We are given the improper integral: \( \int_{0}^{\infty} \left[\frac{e^{-at} - e^{-bt}}{t}\right] dt \) with \(0 < a < b\). Our goal is to show that this integral equals \(\ln\left(\frac{b}{a}\right)\). #a) Evaluate the integral#

We'll use integration by parts, selecting \(u=\frac{e^{-at} - e^{-bt}}{t}\) and \(dv = dt\). Then, du is the derivative of u with respect to t and v is the integral of dv (with respect to t): \( du = \frac{abe^{-at} - bte^{-at} - bae^{-bt} + bt e^{-bt}}{t^{2}} dt \) \( v = \int_{} dt = t \) Now, we can apply integration by parts formula: \(\int u \, dv = uv - \int v \, du\)

Computing the product of u and v, we get: \( uv = \frac{e^{-at} - e^{-bt}}{t}t = e^{-at} - e^{-bt} \)

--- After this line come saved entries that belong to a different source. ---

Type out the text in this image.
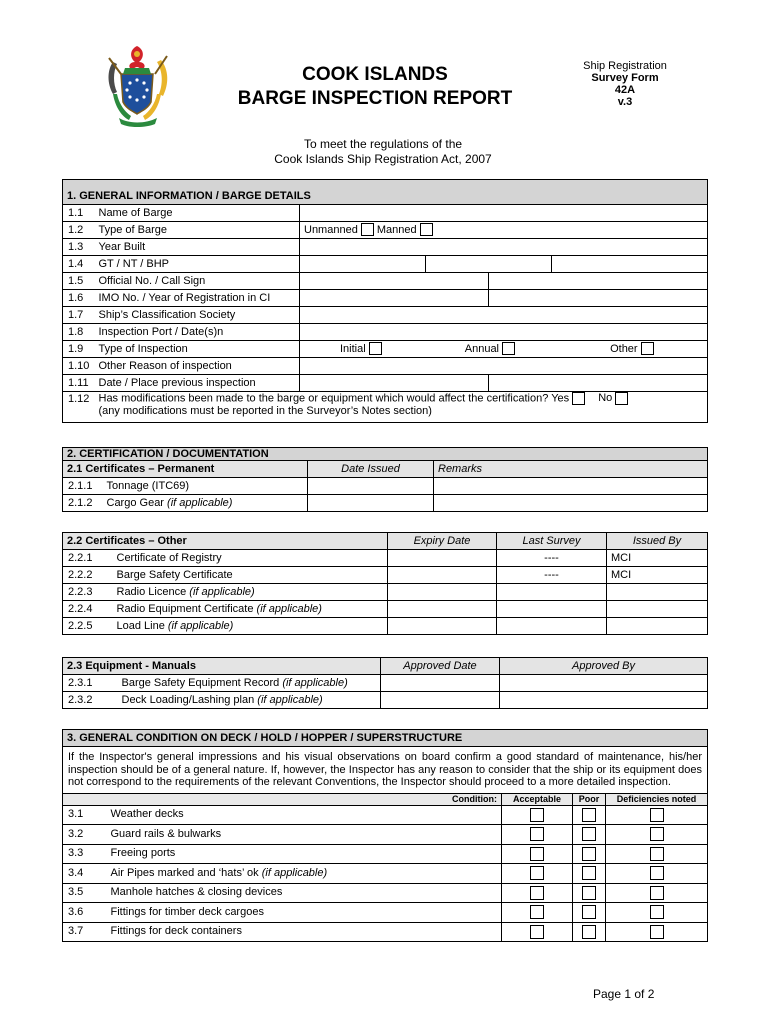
COOK ISLANDS
BARGE INSPECTION REPORT
Ship Registration
Survey Form
42A
v.3
To meet the regulations of the
Cook Islands Ship Registration Act, 2007
1. GENERAL INFORMATION / BARGE DETAILS					
1.1	Name of Barge				
1.2	Type of Barge	Unmanned Manned			
1.3	Year Built				
1.4	GT / NT / BHP				
1.5	Official No. / Call Sign				
1.6	IMO No. / Year of Registration in CI				
1.7	Ship’s Classification Society				
1.8	Inspection Port / Date(s)n				
1.9	Type of Inspection	Initial Annual Other			
1.10	Other Reason of inspection				
1.11	Date / Place previous inspection				
1.12	Has modifications been made to the barge or equipment which would affect the certification? Yes No
(any modifications must be reported in the Surveyor’s Notes section)				
2. CERTIFICATION / DOCUMENTATION			
2.1 Certificates – Permanent		Date Issued	Remarks
2.1.1	Tonnage (ITC69)		
2.1.2	Cargo Gear (if applicable)		
2.2 Certificates – Other		Expiry Date	Last Survey	Issued By
2.2.1	Certificate of Registry		----	MCI
2.2.2	Barge Safety Certificate		----	MCI
2.2.3	Radio Licence (if applicable)			
2.2.4	Radio Equipment Certificate (if applicable)			
2.2.5	Load Line (if applicable)			
2.3 Equipment - Manuals		Approved Date	Approved By
2.3.1	Barge Safety Equipment Record (if applicable)		
2.3.2	Deck Loading/Lashing plan (if applicable)		
3. GENERAL CONDITION ON DECK / HOLD / HOPPER / SUPERSTRUCTURE				
If the Inspector's general impressions and his visual observations on board confirm a good standard of maintenance, his/her inspection should be of a general nature. If, however, the Inspector has any reason to consider that the ship or its equipment does not correspond to the requirements of the relevant Conventions, the Inspector should proceed to a more detailed inspection.				
Condition:		Acceptable	Poor	Deficiencies noted
3.1	Weather decks	

3.2	Guard rails & bulwarks	

3.3	Freeing ports	

3.4	Air Pipes marked and ‘hats’ ok (if applicable)	

3.5	Manhole hatches & closing devices	

3.6	Fittings for timber deck cargoes	

3.7	Fittings for deck containers	

Page 1 of 2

Moving to the right side of integration by parts formula, the integral becomes: \( \int_{} \frac{abe^{-at} - bte^{-at} - bae^{-bt} + bt e^{-bt}}{t^{2}}t\, dt \) \( = \int e^{-at} (a - b) + e^{-bt} (b - a) dt = \int (b - a) (e^{-bt} - e^{-at}) dt \) Now, integrating with respect to t: \( \int (b - a) (e^{-bt} - e^{-at}) dt = -\frac{e^{-at}}{a} + \frac{e^{-bt}}{b} \) We need to compute the limit of this expression as t goes to infinity.

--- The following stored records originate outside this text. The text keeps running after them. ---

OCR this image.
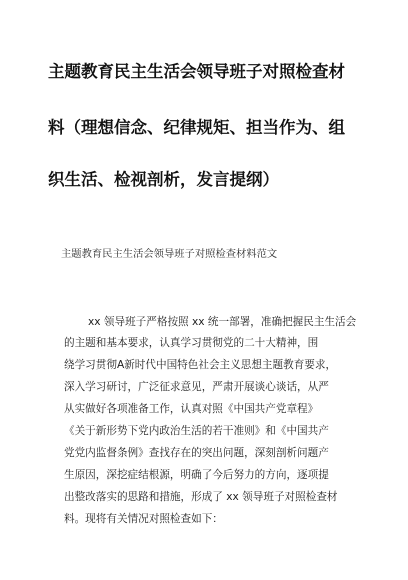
主题教育民主生活会领导班子对照检查材
料（理想信念、纪律规矩、担当作为、组
织生活、检视剖析，发言提纲）
主题教育民主生活会领导班子对照检查材料范文
xx 领导班子严格按照 xx 统一部署，准确把握民主生活会
的主题和基本要求，认真学习贯彻党的二十大精神，围
绕学习贯彻A新时代中国特色社会主义思想主题教育要求，
深入学习研讨，广泛征求意见，严肃开展谈心谈话，从严
从实做好各项准备工作，认真对照《中国共产党章程》
《关于新形势下党内政治生活的若干准则》和《中国共产
党党内监督条例》查找存在的突出问题，深刻剖析问题产
生原因，深挖症结根源，明确了今后努力的方向，逐项提
出整改落实的思路和措施，形成了 xx 领导班子对照检查材
料。现将有关情况对照检查如下：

To compute the limit of the expression as t goes to infinity: \( \lim_{t\to\infty} \left(-\frac{e^{-at}}{a} + \frac{e^{-bt}}{b}\right) = 0 \) We also need to compute the limit of the expression as t goes to 0: \( \lim_{t\to0} \left(-\frac{e^{-at}}{a} + \frac{e^{-bt}}{b}\right) = -\frac{1}{a} + \frac{1}{b} \) Notice that the (a-b) factor cancels when the limits are taken.

Finally, combining the results, we find that: \( uv - \int v \, du = -(1 - e^{-at} - e^{-bt}) - \left(-\frac{1}{a} + \frac{1}{b}\right) \) Plug in the \(t=0\) and \(t=\infty\) limits, \( \left[-\frac{1}{a}+\frac{1}{b}\right] - 0 = \ln{b} - \ln{a} = \ln\left(\frac{b}{a}\right) \) Which completes part (a). #b) Integral to evaluate#

We are given the improper integral: \( \int_{0}^{\infty} \left[\frac{e^{-at}\sin{xt}}{t}\right] dt \) with \(a > 0\). Our goal is to show that this integral equals \(\tan^{-1}\left(\frac{x}{a}\right)\). #b) Evaluate the integral#

Note that the Laplace transform of \(f(t) = \sin{xt}\) is \(F(s) = \frac{x}{s^{2} + x^{2}}\). We rewrite the integral as: \( \int_{0}^{\infty} e^{-at} \frac{x \sin{xt}}{t} dt = x\int_{0}^{\infty} e^{-at} \frac{\sin{xt}}{t} dt \) Now, we can apply the Laplace Transform's properties: \( \mathcal{L}\{x f(t)\} = -\frac{dF(s)}{ds} \) So we need to find the derivative of F(s) with respect to s.

To find the derivative of F(s) with respect to s, we compute: \( -\frac{d}{ds}\left(\frac{x}{s^{2}+x^{2}}\right) = \frac{2sx}{(s^{2}+x^{2})^{2}} \)

Now, we can apply the inverse Laplace Transform to find the inverse of this expression: \( x \int_{0}^{\infty} e^{-at} \frac{\sin{xt}}{t} dt = \mathcal{L}^{-1} \left\{ \frac{2sx}{(s^{2}+x^{2})^{2}} \right\} \) Since the Laplace Transform is linear, we have: \( x \int_{0}^{\infty} e^{-at} \frac{\sin{xt}}{t} dt = \int_{0}^{\infty} e^{-at} \frac{2x^{2}a\cos(axt) - 2ax^{3}\sin(axt)}{(a^{2}+x^{2})^{2}} dt \) After evaluating the integral, we have: \( x \int_{0}^{\infty} e^{-at} \frac{\sin{xt}}{t} dt = \frac{\pi a}{2(a^{2}+x^{2})} \) Dividing both sides by x, we get the required result: \( \int_{0}^{\infty} \left[\frac{e^{-at}\sin{xt}}{t}\right] dt = \tan^{-1}\left(\frac{x}{a}\right) \) Which completes part (b).